Un projet de loi vise à quitter le TNP suite aux frappes militaires régionales
Le 30 mars, des rapports ont confirmé que le parlement iranien étudiait un projet de loi accéléré visant à retirer le pays du Traité de non-prolifération nucléaire (TNP), qu'il a ratifié en 1970. Proposée par le député Malek Shariati, cette législation vise à modifier fondamentalement la politique nucléaire de la nation en réponse à ce que Téhéran décrit comme des attaques américano-israéliennes intensifiées sur ses installations.

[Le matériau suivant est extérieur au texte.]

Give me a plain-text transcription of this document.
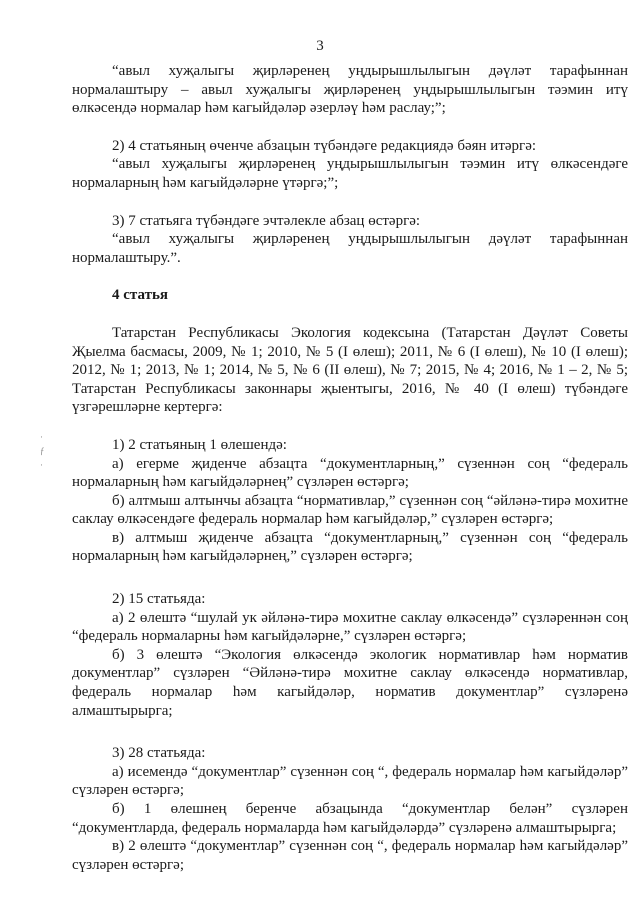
3
·
ƒ
·

“авыл хуҗалыгы җирләренең уңдырышлылыгын дәүләт тарафыннан нормалаштыру – авыл хуҗалыгы җирләренең уңдырышлылыгын тәэмин итү өлкәсендә нормалар һәм кагыйдәләр әзерләү һәм раслау;”;

2) 4 статьяның өченче абзацын түбәндәге редакциядә бәян итәргә:

“авыл хуҗалыгы җирләренең уңдырышлылыгын тәэмин итү өлкәсендәге нормаларның һәм кагыйдәләрне үтәргә;”;

3) 7 статьяга түбәндәге эчтәлекле абзац өстәргә:

“авыл хуҗалыгы җирләренең уңдырышлылыгын дәүләт тарафыннан нормалаштыру.”.

4 статья

Татарстан Республикасы Экология кодексына (Татарстан Дәүләт Советы Җыелма басмасы, 2009, № 1; 2010, № 5 (I өлеш); 2011, № 6 (I өлеш), № 10 (I өлеш); 2012, № 1; 2013, № 1; 2014, № 5, № 6 (II өлеш), № 7; 2015, № 4; 2016, № 1 – 2, № 5; Татарстан Республикасы законнары җыентыгы, 2016, № 40 (I өлеш) түбәндәге үзгәрешләрне кертергә:

1) 2 статьяның 1 өлешендә:

а) егерме җиденче абзацта “документларның,” сүзеннән соң “федераль нормаларның һәм кагыйдәләрнең” сүзләрен өстәргә;

б) алтмыш алтынчы абзацта “нормативлар,” сүзеннән соң “әйләнә-тирә мохитне саклау өлкәсендәге федераль нормалар һәм кагыйдәләр,” сүзләрен өстәргә;

в) алтмыш җиденче абзацта “документларның,” сүзеннән соң “федераль нормаларның һәм кагыйдәләрнең,” сүзләрен өстәргә;

2) 15 статьяда:

а) 2 өлештә “шулай ук әйләнә-тирә мохитне саклау өлкәсендә” сүзләреннән соң “федераль нормаларны һәм кагыйдәләрне,” сүзләрен өстәргә;

б) 3 өлештә “Экология өлкәсендә экологик нормативлар һәм норматив документлар” сүзләрен “Әйләнә-тирә мохитне саклау өлкәсендә нормативлар, федераль нормалар һәм кагыйдәләр, норматив документлар” сүзләренә алмаштырырга;

3) 28 статьяда:

а) исемендә “документлар” сүзеннән соң “, федераль нормалар һәм кагыйдәләр” сүзләрен өстәргә;

б) 1 өлешнең беренче абзацында “документлар белән” сүзләрен “документларда, федераль нормаларда һәм кагыйдәләрдә” сүзләренә алмаштырырга;

в) 2 өлештә “документлар” сүзеннән соң “, федераль нормалар һәм кагыйдәләр” сүзләрен өстәргә;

Le projet de loi contient trois éléments principaux : la sortie du TNP, l'abrogation des lois nationales liées à l'accord nucléaire de 2014, et l'établissement d'un nouveau cadre pour la technologie nucléaire pacifique avec les nations alliées, y compris les membres des BRICS. Les responsables iraniens ont déclaré que cette mesure était nécessaire pour empêcher l'espionnage qu'ils croient se produire via les inspecteurs de l'AIEA, un rapport notant qu'une « conclusion finale commence à émerger... qu'il n'y a aucune raison de rester dans le TNP ».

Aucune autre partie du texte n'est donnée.